No wonder Starz has spent the last few years building its own stable of original series.
Films also still make up 90% of the average monthly schedules on Epix and Starz, according to Nomura Equity Research, but they’re declining on Showtime, currently at 68%, and HBO, currently at 56%. During primetime hours, movies matter even less, representing 39% and 38% of programming for HBO and Showtime, respectively.
Original series also make more sense than theatricals because of their value beyond the linear schedule. Content ownership allows pay nets to monetize in other revenue streams seen as increasing important to supplementing subscription dollars, ranging from syndication to DVD.
Netflix is estimated to have paid roughly $30 million per DWA title, perhaps as much as double the per-title fee HBO paid, according to Lazard Capital Markets.
The Los Gatos, Calif.-based video company may not be the only new bidder capable of shelling out hundreds of millions of dollars to lock down film deals.
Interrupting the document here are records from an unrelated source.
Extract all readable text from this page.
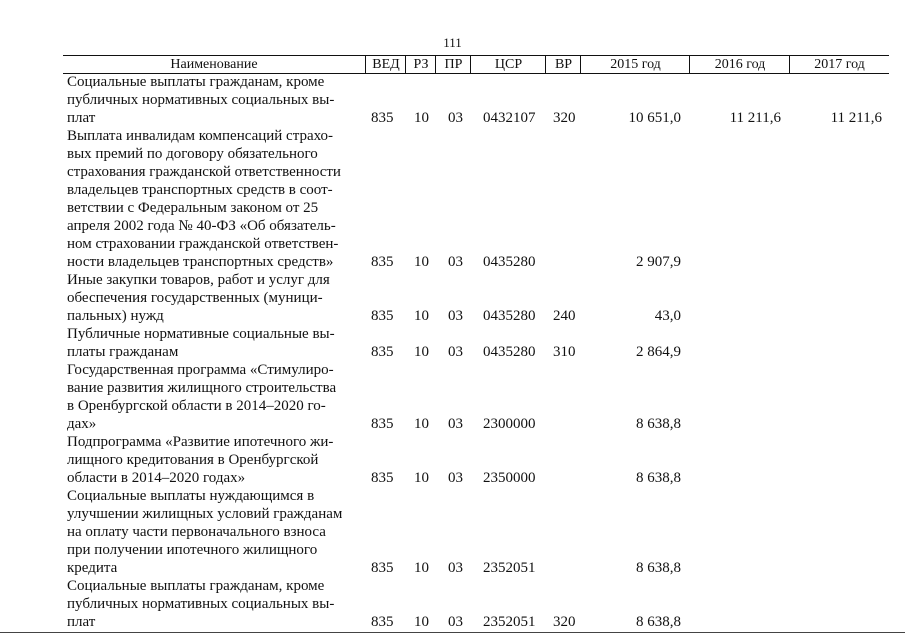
111
Наименование	ВЕД РЗ	ПР	ЦСР	ВР	2015 год	2016 год	2017 год
Социальные выплаты гражданам, кроме
публичных нормативных социальных вы-
плат	835 10 03 0432107 320	10 651,0	11 211,6	11 211,6
Выплата инвалидам компенсаций страхо-
вых премий по договору обязательного
страхования гражданской ответственности
владельцев транспортных средств в соот-
ветствии с Федеральным законом от 25
апреля 2002 года № 40-ФЗ «Об обязатель-
ном страховании гражданской ответствен-
ности владельцев транспортных средств»	835 10 03 0435280	2 907,9
Иные закупки товаров, работ и услуг для
обеспечения государственных (муници-
пальных) нужд	835 10 03 0435280 240	43,0
Публичные нормативные социальные вы-
платы гражданам	835 10 03 0435280 310	2 864,9
Государственная программа «Стимулиро-
вание развития жилищного строительства
в Оренбургской области в 2014–2020 го-
дах»	835 10 03 2300000	8 638,8
Подпрограмма «Развитие ипотечного жи-
лищного кредитования в Оренбургской
области в 2014–2020 годах»	835 10 03 2350000	8 638,8
Социальные выплаты нуждающимся в
улучшении жилищных условий гражданам
на оплату части первоначального взноса
при получении ипотечного жилищного
кредита	835 10 03 2352051	8 638,8
Социальные выплаты гражданам, кроме
публичных нормативных социальных вы-
плат	835 10 03 2352051 320	8 638,8
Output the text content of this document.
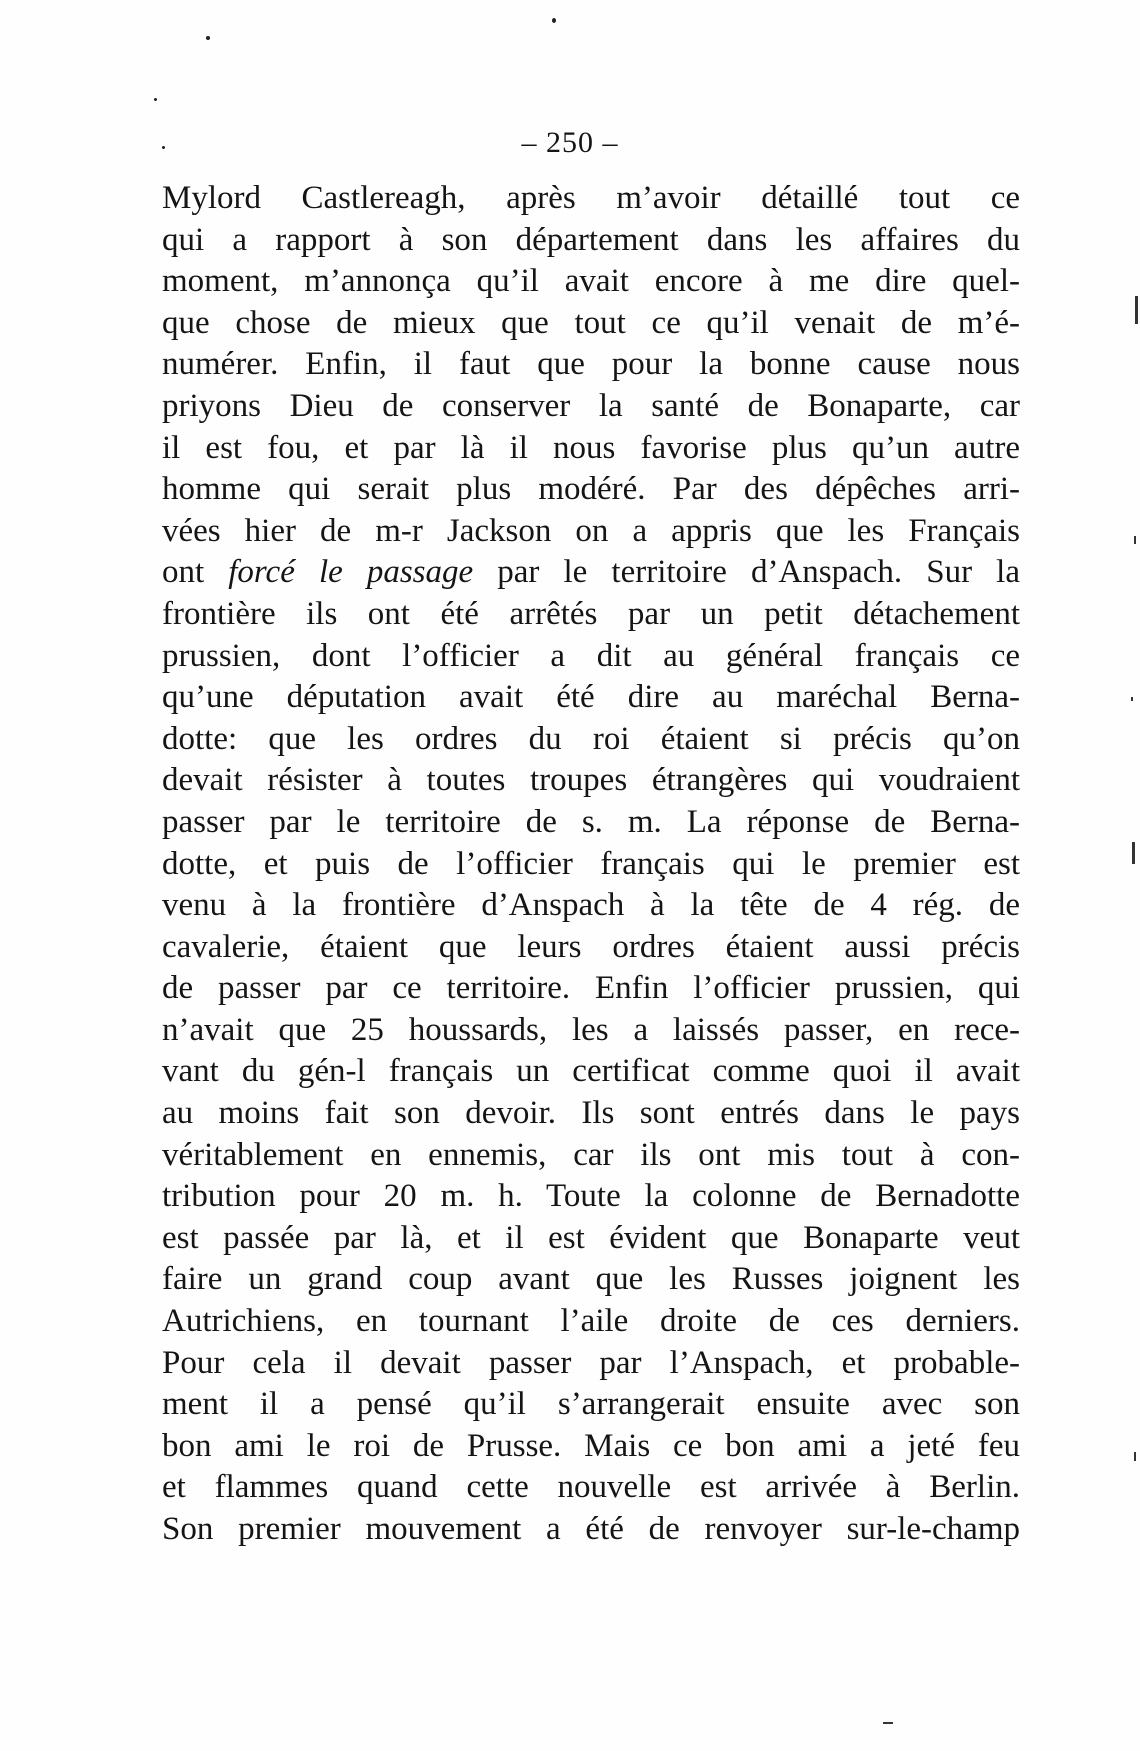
– 250 –
Mylord Castlereagh, après m’avoir détaillé tout ce
qui a rapport à son département dans les affaires du
moment, m’annonça qu’il avait encore à me dire quel-
que chose de mieux que tout ce qu’il venait de m’é-
numérer. Enfin, il faut que pour la bonne cause nous
priyons Dieu de conserver la santé de Bonaparte, car
il est fou, et par là il nous favorise plus qu’un autre
homme qui serait plus modéré. Par des dépêches arri-
vées hier de m-r Jackson on a appris que les Français
ont forcé le passage par le territoire d’Anspach. Sur la
frontière ils ont été arrêtés par un petit détachement
prussien, dont l’officier a dit au général français ce
qu’une députation avait été dire au maréchal Berna-
dotte: que les ordres du roi étaient si précis qu’on
devait résister à toutes troupes étrangères qui voudraient
passer par le territoire de s. m. La réponse de Berna-
dotte, et puis de l’officier français qui le premier est
venu à la frontière d’Anspach à la tête de 4 rég. de
cavalerie, étaient que leurs ordres étaient aussi précis
de passer par ce territoire. Enfin l’officier prussien, qui
n’avait que 25 houssards, les a laissés passer, en rece-
vant du gén-l français un certificat comme quoi il avait
au moins fait son devoir. Ils sont entrés dans le pays
véritablement en ennemis, car ils ont mis tout à con-
tribution pour 20 m. h. Toute la colonne de Bernadotte
est passée par là, et il est évident que Bonaparte veut
faire un grand coup avant que les Russes joignent les
Autrichiens, en tournant l’aile droite de ces derniers.
Pour cela il devait passer par l’Anspach, et probable-
ment il a pensé qu’il s’arrangerait ensuite avec son
bon ami le roi de Prusse. Mais ce bon ami a jeté feu
et flammes quand cette nouvelle est arrivée à Berlin.
Son premier mouvement a été de renvoyer sur-le-champ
Walmart-owned Vudu, Dish’s Blockbuster, Hulu and Best Buy’s CinemaNow all have deep pockets capable of funding film library acquisitions as more consumers rent or buy movies online and through streaming services. And Amazon.com this week secured 2,000 films and TV episodes from 20th Century Fox for its Amazon Prime Instant Video program.
There’s talk of the multiplicity of potential new buyers triggering a shift from the pay-TV window’s traditional reliance on exclusive output deals to non-exclusivity.
A Nomura report on the sector back in June projected such a shift, as well as an increase in the value of such deals.
“As the major studios’ deals start to expire, the idea of exclusivity to one network will be weighed against going non-exclusive for a higher total payment per film. … The cost for film studio deals will likely increase with Netflix and other potential online competitors entering the bidding process.”
That said, the pay nets aren’t forgoing output deals entirely. HBO recently bid successfully for pics from Summit Entertainment, whose previous distribution deal with Showtime won’t end for another year. For HBO, the exit of DreamWorks and arrival of Summit reflects the cabler’s preference for more hours of live action over just a few titles in the animation genre, which is already pretty well represented between Warner Bros. (“Happy Feet”) and Fox (“Ice Age”).